Work, live, yacht

Jury prämiert Ideen aus dem Internetforum zur wachsenden Stadt. Jetzt wird Umsetzung geprüft. Förderung von Baugruppen und Wohnprojekten

Häuser gegen Wohnungen zu tauschen, ist sinnvoller als Neubauten

von GERNOT KNÖDLER

Bürgermeister Ole von Beust hat das Ergebnis des Internet-Ideenwettbewerbs www.wachsendestadt.hamburg.de gestern vorgestellt. Fast 4000 Beiträge von mehr als 500 TeilnehmerInnen ordneten die Betreuer der Website 57 Ideen zu, von denen eine Jury fünf unter den Gesichtspunkten Innovation, Realisierbarkeit und Finanzierbarkeit prämierte. Die Sieger durften gestern Mittag mit von Beust speisen und ihre Ideen vorstellen. Bei einem zweiten Treffen, versprach der Bürgermeister, werde geprüft: „Was ist daraus geworden?“

Die Jury aus Oberbaudirektor Jörn Walter, Alexandra Czerner vom Bund Deutscher Architekten (BDA), Werner Marnette vom Industrieverband Hamburg (IVH), Abendblatt-Chefredakteur Menso Heyl und Hellmut Körner vom Planungsstab der Senatskanzlei habe „Ideen, die die Schönheiten und Besonderheiten Hamburgs herausstellen“, ausgewählt, lobte von Beust: den Sprung über die Elbe, Wohnen und Integration, Beleuchtung, Event- und Wohnbrücken sowie eine gläserne Produktionsstätte. Letzteres „würde sich gerade für den Flugzeugbau anbieten, um mit neuen Konzepten Hamburgs Innovationsfähigkeit unter Beweis zu stellen“, frohlockte die Staatliche Pressestelle.

Beim Sprung über die Elbe setzten die Juroren glatt über die Elbinsel hinweg. „Wilhelmsburg bleibt planerisches Neuland“, kritisierte Manuel Humburg vom Forum Wilhelmsburg am Rande der Veranstaltung. Dafür sollen am Harburger Binnenhafen „neue Wohn- und Arbeitslandschaften am Wasser“ geschaffen werden. Tina Schmidt-Nausch, die am Channel Harburg arbeitet, schwärmt von „working, living, yachting“ am Binnenhafen.

Wie ihr Mitstreiter Wolfgang Becker träumt sie von einem Bootshafen für durchschnittlich verdienende Sportsegler. „Ich komme von Norwegen und mache mit meiner Familie eine Woche Urlaub in Hamburg“, phantasiert Becker, der selbst segelt. Die geplante Marina im Grasbrookhafen werde dafür nicht ausreichen. Schmidt-Nausch, Becker und die Jury können sich auch schwimmende Häuser insbesondere für den Hamburger Süden gut vorstellen.

Mit Blick auf das nördliche Elbufer fanden die Juroren die Idee „neuer Event- und Wohnbrücken“ reizvoll. Mobile Brücken und Stege könnten Ausstellungen, Cafés, Läden und Wohnungen aufnehmen. Womöglich könne eine hanseatische ponte vecchio dem Florentiner Original Konkurrenz machen.

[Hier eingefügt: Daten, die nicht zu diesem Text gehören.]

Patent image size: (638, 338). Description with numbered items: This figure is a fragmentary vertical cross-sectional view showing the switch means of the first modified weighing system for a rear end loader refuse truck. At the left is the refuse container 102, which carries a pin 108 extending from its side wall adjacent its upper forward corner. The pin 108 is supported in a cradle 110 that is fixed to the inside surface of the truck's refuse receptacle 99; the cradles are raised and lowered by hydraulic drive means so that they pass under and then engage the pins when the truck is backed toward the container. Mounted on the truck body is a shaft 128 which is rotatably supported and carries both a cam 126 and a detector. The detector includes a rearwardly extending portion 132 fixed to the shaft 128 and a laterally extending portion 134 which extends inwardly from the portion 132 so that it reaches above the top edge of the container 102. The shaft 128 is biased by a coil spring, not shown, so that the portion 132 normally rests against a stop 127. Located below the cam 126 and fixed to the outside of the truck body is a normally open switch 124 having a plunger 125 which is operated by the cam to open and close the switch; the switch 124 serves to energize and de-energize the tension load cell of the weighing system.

Nächtliche Ausstrahlung soll die Stadt durch geschickte Beleuchtung gewinnen: Vorgeschlagen wurden Laserstrahlen, die Harburg mit Hamburg verbinden, und illuminierte Industrie-Areale wie im Ruhrgebiet. Eine Schau-Beleuchtung für die Speicherstadt gibt es bereits. Für die Kais der westlichen HafenCity hatte einer der Preisträger des Freiflächen-Wettbewerbs ein Lichtband vorgeschlagen.

Als innovativ, realisierbar und finanzierbar wertete die Jury schließlich den Vorschlag, die Wohnungsbauförderung stärker für das Zusammenleben Junger und Alter, Armer und Reicher, Behinderter und Nichtbehinderter einzusetzen. „Die Förderung von Baugruppen und Wohnprojekten kann dazu beitragen, das Leben in einer Metropole lebenswert, nachbarschaftlich und sozial zu gestalten“, lobt die Staatliche Pressestelle.

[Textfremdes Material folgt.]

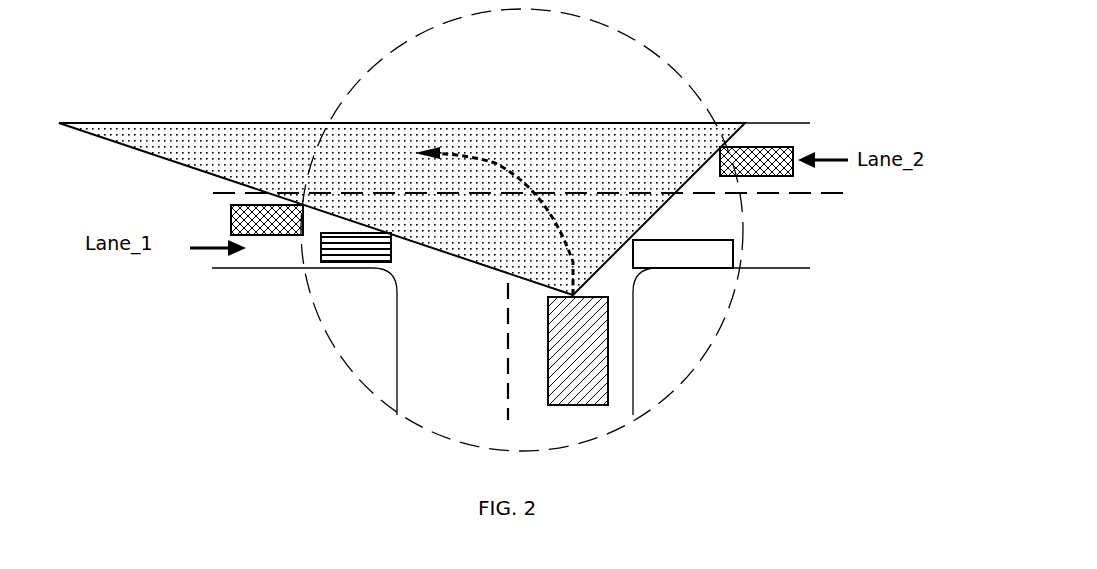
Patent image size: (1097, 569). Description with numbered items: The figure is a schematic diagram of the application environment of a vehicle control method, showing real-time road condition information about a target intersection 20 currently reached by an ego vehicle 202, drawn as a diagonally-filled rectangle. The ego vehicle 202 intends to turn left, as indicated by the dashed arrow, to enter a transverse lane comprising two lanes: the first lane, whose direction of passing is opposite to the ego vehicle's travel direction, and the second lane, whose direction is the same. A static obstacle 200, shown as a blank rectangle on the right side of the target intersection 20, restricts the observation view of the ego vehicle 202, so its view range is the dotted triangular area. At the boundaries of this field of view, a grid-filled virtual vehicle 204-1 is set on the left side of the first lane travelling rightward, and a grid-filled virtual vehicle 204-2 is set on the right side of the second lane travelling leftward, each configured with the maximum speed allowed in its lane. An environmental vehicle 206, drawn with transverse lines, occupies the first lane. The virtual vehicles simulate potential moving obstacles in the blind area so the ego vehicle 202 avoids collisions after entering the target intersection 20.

The target intersection 20 is at (663, 58).
The virtual vehicle 204-2 is at (802, 125).
The virtual vehicle 204-1 is at (266, 236).
The environmental vehicle 206 is at (343, 263).
The static obstacle 200 is at (735, 257).
The ego vehicle 202 is at (608, 350).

Susanne Tilgner trug hierzu die Idee eines Wohnungstausches zwischen Alt und Jung bei. Es müssten für alte Menschen Anreize geschaffen werden, aus ihren zu groß gewordenen Häusern auszuziehen und in Wohnungen mit guten Betreuungsmöglichkeiten umzuziehen. Das zu unterstützen, so Tilgner, sei „sinnvoller, als ständig neu zu bauen“.